One agent requested my full, offered suggestions for revisions which I completed in a week and a half, and then proceeded to sit on it for a year. Two follow-up emails were ignored, but the third was acknowledged by the assistant. A year later, I had the opportunity to meet her during an RWA chapter meeting. I arrived, sparklingly clean and with fresh breath. I was enthusiastic. I introduced myself and gave her a thank-you card. I could tell she couldn’t remember the story. I even paid money to do all of this networking. A week later, I received a form rejection.

I agree it’s important to network, but like Reid observed, on the writer’s end, how far do we pursue a relationship? Especially if we can’t meet in person for whatever reason, and follow-up emails to rejections are frowned upon (I’m referring to the personalized ones). I intend to query the agent again from the above scenario, but part of me feels like I’m making a little bit of a fool of myself, like I’m chasing after her like a little puppy dog.

In a recent post on Networking I came across this comment and it made me feel a little sad. I think in this case the author is chasing after the agent like a puppy dog.

The truth is that you can’t successfully network with every person you come across. In this case the agent clearly isn’t all that enthusiastic for the author’s work, and if I were the author, I would take the agent’s lack of enthusiasm, and respect, as a sign that they probably aren’t compatible.

I would only pursue the relationship as far as you think it’s worth your while. If this is clearly not an agent you feel you could work with, then I wouldn’t bother. I wouldn’t call the agent and tell her she’s an idiot, but I would just cross her off your own personal list. It’s obvious it’s not a good fit.

If, however, you’ve gotten a rejection that you liked and appreciated or comments that hit home, it can never hurt to send a nice thank-you or introduce yourself at a conference. It’s true, we might not remember your name or story title, but we might remember you after that nice introduction. Let’s put it this way, it can’t hurt.


4 responses to “Feeling Like a Puppy Dog”

  1. Avatar Anonymous says:

    This is a business relationship, not a sorority.

    If an agent is too rude to respond, then they shouldn’t be in the business — yes, we writers know that agents are all terribly, terribly overwhelmed with submissions; we get that — but this is a business.

    If an agent can’t be bothered with the time-consuming task of sticking a form rejection letter into an envelope after requesting a full and making editorial suggestions, then that agent should be your last choice and the last choice of every writer.

    To quote (loosely) Miss Snark: You’re better off with no agent than someone like this.

    If your writing was good enough to garner comments and suggestions for changes, then you should (and will) find an agent who deserves to have you as a client.

    Agents make their livings off of writers. There is never any reason to lick their boots. Polite and professional should be all that is required.

  2. Avatar Lauren J says:

    Assuming that purchasing a ticket to network will assure retention of an agent is probably not a great assumption.
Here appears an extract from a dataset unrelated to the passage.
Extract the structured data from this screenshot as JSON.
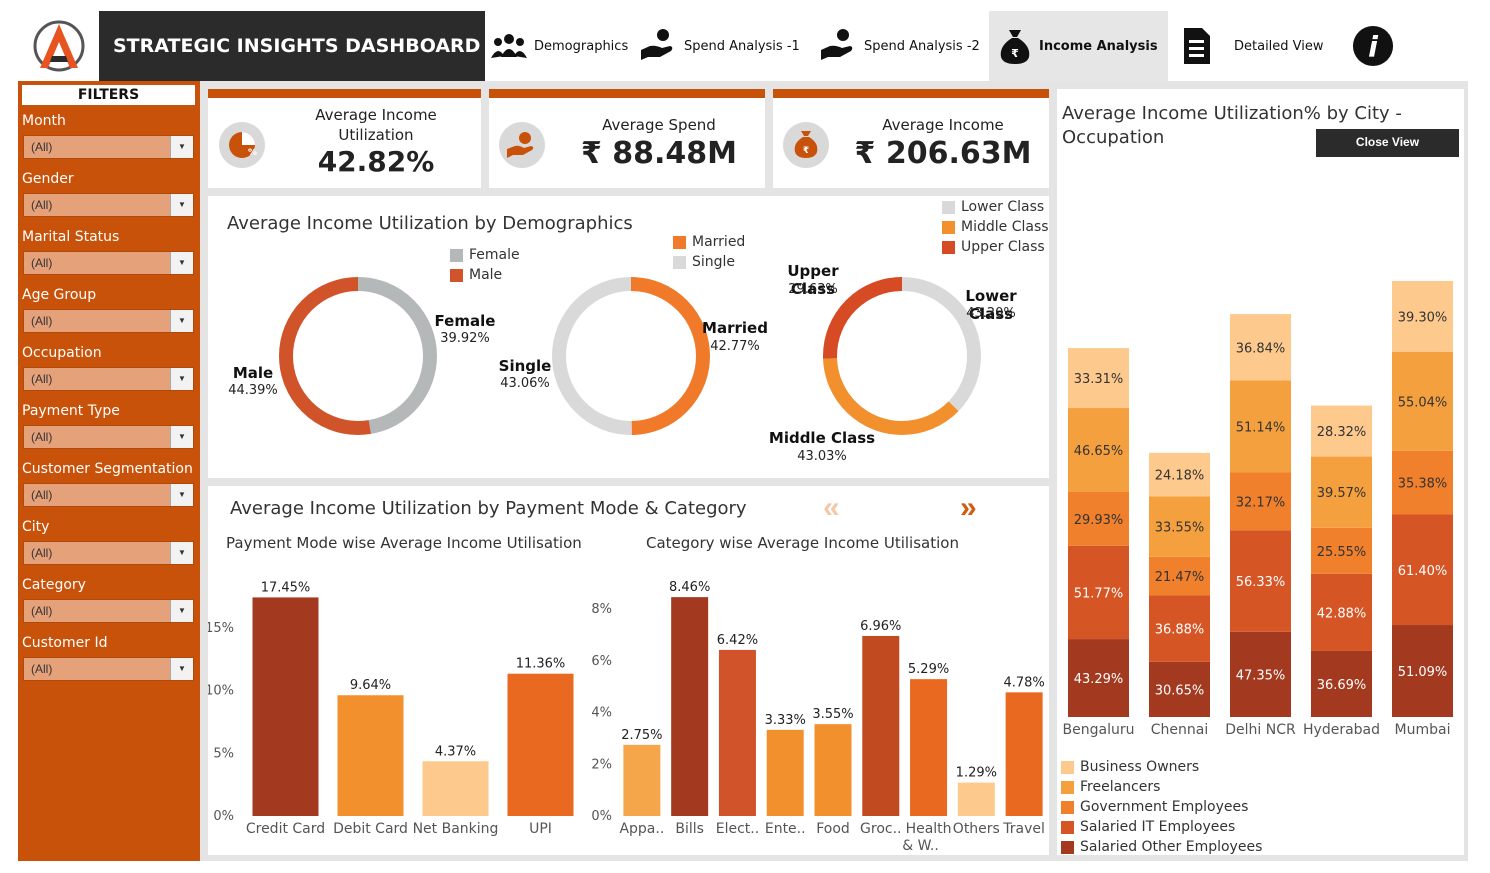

    I agree wholeheartedly that this agent and this writer would not have fit together well.

  3. Avatar Lesley says:

    I agree, and why would you want someone who was unprofessional and impolite working for you in the first place? If they are disrespectful to you, then how are they going to act with the publishers you want to love and adore you and your work? I’d think even a masterpiece would be tainted if the agent wasn’t polite when they pitched it.

  4. Avatar Reid says:

    I can understand her point, though, sometimes any interest is good. When you’re stuck without a lot of direct contact with anyone from the publishing industry other than a ream of generic rejections, any interest can be like a beacon in the fog.

    Perhaps it’s like some other nautical literary simile, that’s just the first one that popped up.

    Anyway, I had an agent keep “The Great Texas Trailer Park Escape” for a year before finally passing. He just kept saying he was too busy, but he still wanted to look over it. I kept hanging on with him when I logically knew he wasn’t the right agent, based on his schedule.

    It’s sort of like a romantic relationship. If it’s been a while since you’ve had a date, even the worst guy at the bar starts to look good to you. You appreciate the interest, and you’re willing to overlook the fact that he’s a 300 pound alcoholic car salesman in a Hawaiian shirt.

    Not that I’m referring directly to any agents I’ve known.